No me creo, o no me quiero creer, que McCann Erickson Tokyo, una de las agencias líderes en el mundo, haya nombrado a un robot como Director Creativo. Un tal AI-CD β que juzgará y sentenciará las propuestas de sus juniors y trainees en base a algoritmos que analizan y desmenuzan una base de datos de anuncios premiados en festivales en los últimos diez años. Antes de que sea yo el que cortocircuite, ¿esto no es la antítesis total de la creatividad?
Quiero pensar que estoy siendo un carca. O mucho mejor, que hay un giro detrás de todo esto. Una sorpresa. Una acción para denunciar que el mundillo de la publicidad ya está infestado de autómatas. De hecho, reconozco que a veces yo soy uno de ellos. Necesito tener delante un referente para saber que una idea sobre el papel es potente. Necesito ponerme al lado una pieza triunfadora y compararla. Necesito, y se me exige, enseñar algo bueno para decir —aparentemente— muy convencido: «Haremos algo así».

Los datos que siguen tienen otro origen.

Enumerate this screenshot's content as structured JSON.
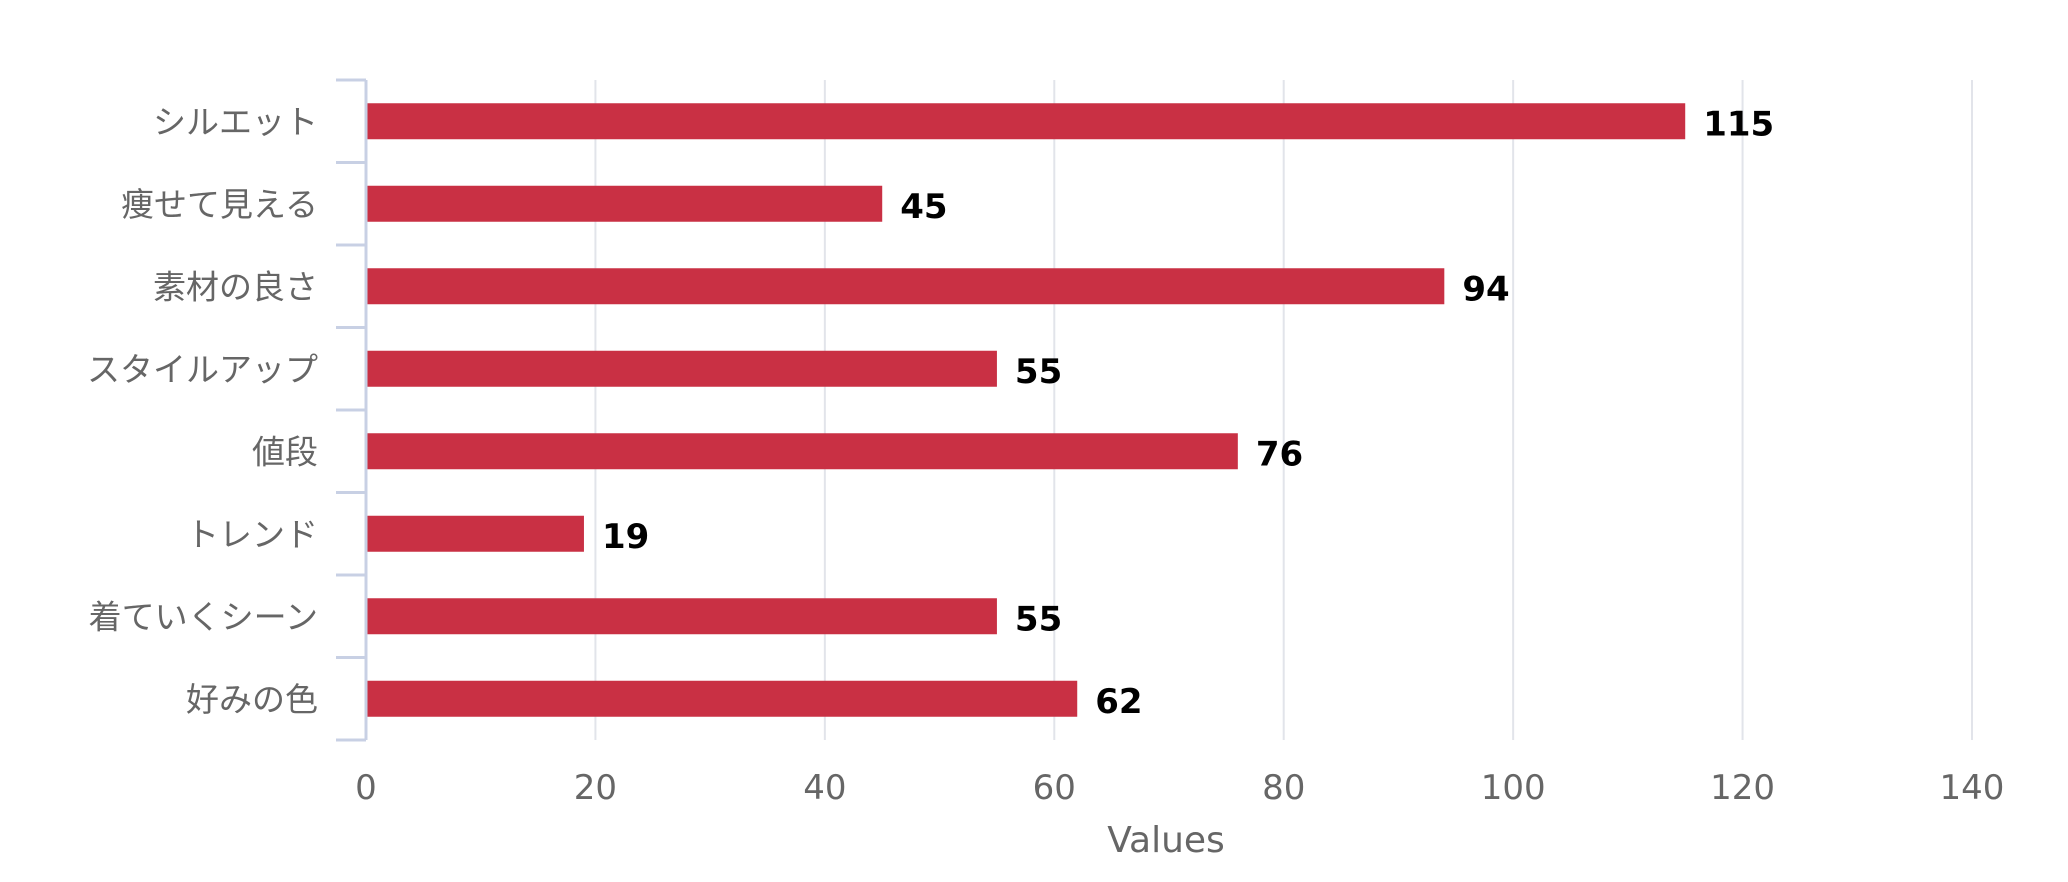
{
  "colors": {
    "bar": "#c93044",
    "grid": "#e2e4ea",
    "axis": "#c8d0e4",
    "label": "#666666",
    "data_label": "#000000"
  },
  "chart_data": {
    "type": "bar",
    "orientation": "horizontal",
    "categories": [
      "シルエット",
      "痩せて見える",
      "素材の良さ",
      "スタイルアップ",
      "値段",
      "トレンド",
      "着ていくシーン",
      "好みの色"
    ],
    "values": [
      115,
      45,
      94,
      55,
      76,
      19,
      55,
      62
    ],
    "xlabel": "Values",
    "ylabel": "",
    "xlim": [
      0,
      140
    ],
    "xticks": [
      0,
      20,
      40,
      60,
      80,
      100,
      120,
      140
    ],
    "grid": true,
    "legend": "none",
    "data_labels": true
  }
}
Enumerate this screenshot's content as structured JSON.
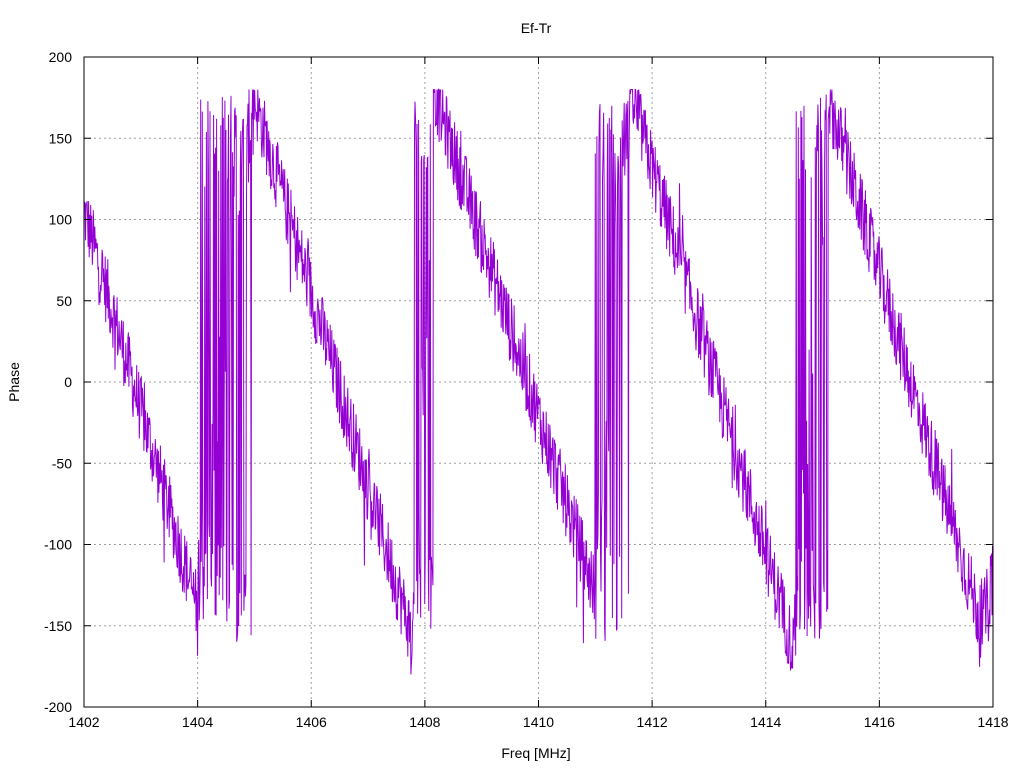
{
  "chart_data": {
    "type": "line",
    "title": "Ef-Tr",
    "xlabel": "Freq [MHz]",
    "ylabel": "Phase",
    "xlim": [
      1402,
      1418
    ],
    "ylim": [
      -200,
      200
    ],
    "xticks": [
      1402,
      1404,
      1406,
      1408,
      1410,
      1412,
      1414,
      1416,
      1418
    ],
    "yticks": [
      -200,
      -150,
      -100,
      -50,
      0,
      50,
      100,
      150,
      200
    ],
    "grid": true,
    "line_color": "#9400d3",
    "noise_amplitude": 22,
    "series": [
      {
        "trend_segments": [
          {
            "x": [
              1402.0,
              1404.0
            ],
            "y": [
              105,
              -140
            ]
          },
          {
            "x": [
              1404.0,
              1404.95
            ],
            "y": [
              -140,
              180
            ],
            "wrap_region": true
          },
          {
            "x": [
              1404.95,
              1407.8
            ],
            "y": [
              180,
              -160
            ]
          },
          {
            "x": [
              1407.8,
              1408.15
            ],
            "y": [
              -160,
              180
            ],
            "wrap_region": true
          },
          {
            "x": [
              1408.15,
              1411.0
            ],
            "y": [
              180,
              -130
            ]
          },
          {
            "x": [
              1411.0,
              1411.6
            ],
            "y": [
              -130,
              180
            ],
            "wrap_region": true
          },
          {
            "x": [
              1411.6,
              1414.5
            ],
            "y": [
              180,
              -165
            ]
          },
          {
            "x": [
              1414.5,
              1415.1
            ],
            "y": [
              -165,
              175
            ],
            "wrap_region": true
          },
          {
            "x": [
              1415.1,
              1417.8
            ],
            "y": [
              175,
              -150
            ]
          },
          {
            "x": [
              1417.8,
              1418.0
            ],
            "y": [
              -150,
              -120
            ]
          }
        ]
      }
    ]
  }
}
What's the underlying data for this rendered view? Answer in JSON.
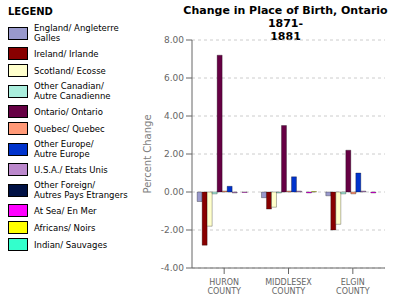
{
  "chart_data": {
    "type": "bar",
    "title": "Change in Place of Birth, Ontario 1871-\n1881",
    "ylabel": "Percent Change",
    "legend_title": "LEGEND",
    "legend": "left",
    "grid": true,
    "categories": [
      "HURON COUNTY",
      "MIDDLESEX COUNTY",
      "ELGIN COUNTY"
    ],
    "ylim": [
      -4.0,
      8.0
    ],
    "yticks": [
      {
        "value": -4.0,
        "label": "-4.00"
      },
      {
        "value": -2.0,
        "label": "-2.00"
      },
      {
        "value": 0.0,
        "label": "0.00"
      },
      {
        "value": 2.0,
        "label": "2.00"
      },
      {
        "value": 4.0,
        "label": "4.00"
      },
      {
        "value": 6.0,
        "label": "6.00"
      },
      {
        "value": 8.0,
        "label": "8.00"
      }
    ],
    "series": [
      {
        "name": "England/ Angleterre Galles",
        "color": "#9999cc",
        "values": [
          -0.5,
          -0.3,
          -0.2
        ]
      },
      {
        "name": "Ireland/ Irlande",
        "color": "#880000",
        "values": [
          -2.8,
          -0.9,
          -2.0
        ]
      },
      {
        "name": "Scotland/ Ecosse",
        "color": "#ffffcc",
        "values": [
          -1.8,
          -0.8,
          -1.7
        ]
      },
      {
        "name": "Other Canadian/\nAutre Canadienne",
        "color": "#aaeedd",
        "values": [
          -0.1,
          -0.05,
          -0.1
        ]
      },
      {
        "name": "Ontario/ Ontario",
        "color": "#660044",
        "values": [
          7.2,
          3.5,
          2.2
        ]
      },
      {
        "name": "Quebec/ Quebec",
        "color": "#ff9977",
        "values": [
          0.05,
          0.05,
          -0.1
        ]
      },
      {
        "name": "Other Europe/\nAutre Europe",
        "color": "#0033cc",
        "values": [
          0.3,
          0.8,
          1.0
        ]
      },
      {
        "name": "U.S.A./ Etats Unis",
        "color": "#bb88cc",
        "values": [
          -0.05,
          0.05,
          0.05
        ]
      },
      {
        "name": "Other Foreign/\nAutres Pays Etrangers",
        "color": "#001144",
        "values": [
          0.0,
          0.0,
          0.0
        ]
      },
      {
        "name": "At Sea/ En Mer",
        "color": "#ff00ff",
        "values": [
          -0.02,
          -0.05,
          -0.05
        ]
      },
      {
        "name": "Africans/ Noirs",
        "color": "#ffff00",
        "values": [
          0.0,
          0.02,
          0.0
        ]
      },
      {
        "name": "Indian/ Sauvages",
        "color": "#33ffcc",
        "values": [
          0.0,
          0.0,
          0.0
        ]
      }
    ]
  }
}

Se me ocurre algo mejor que echarle lejía en la placa base al androide. El pobre tampoco tiene la culpa. La solución tampoco pasa por extirparle el frenillo a sus ingenieros. Deberíamos usarlo para ver quién es el chavea que lo hace saltar por los aires a fuerza de presentarle ideas que obtengan un índice de respuesta que tienda a menos infinito.
Disfruto imaginando al tal AI-CD β echando chispas visionando el gorila de Cadbury marcando el ritmo de In The Air Tonight o los millones de pelotitas de colores rodando calle abajo en el anuncio de Sony Bravia. Me quedo con esa imagen.
Nota: Este artículo ha sido publicado en el número de mayo de 2016 de la Revista Üalà.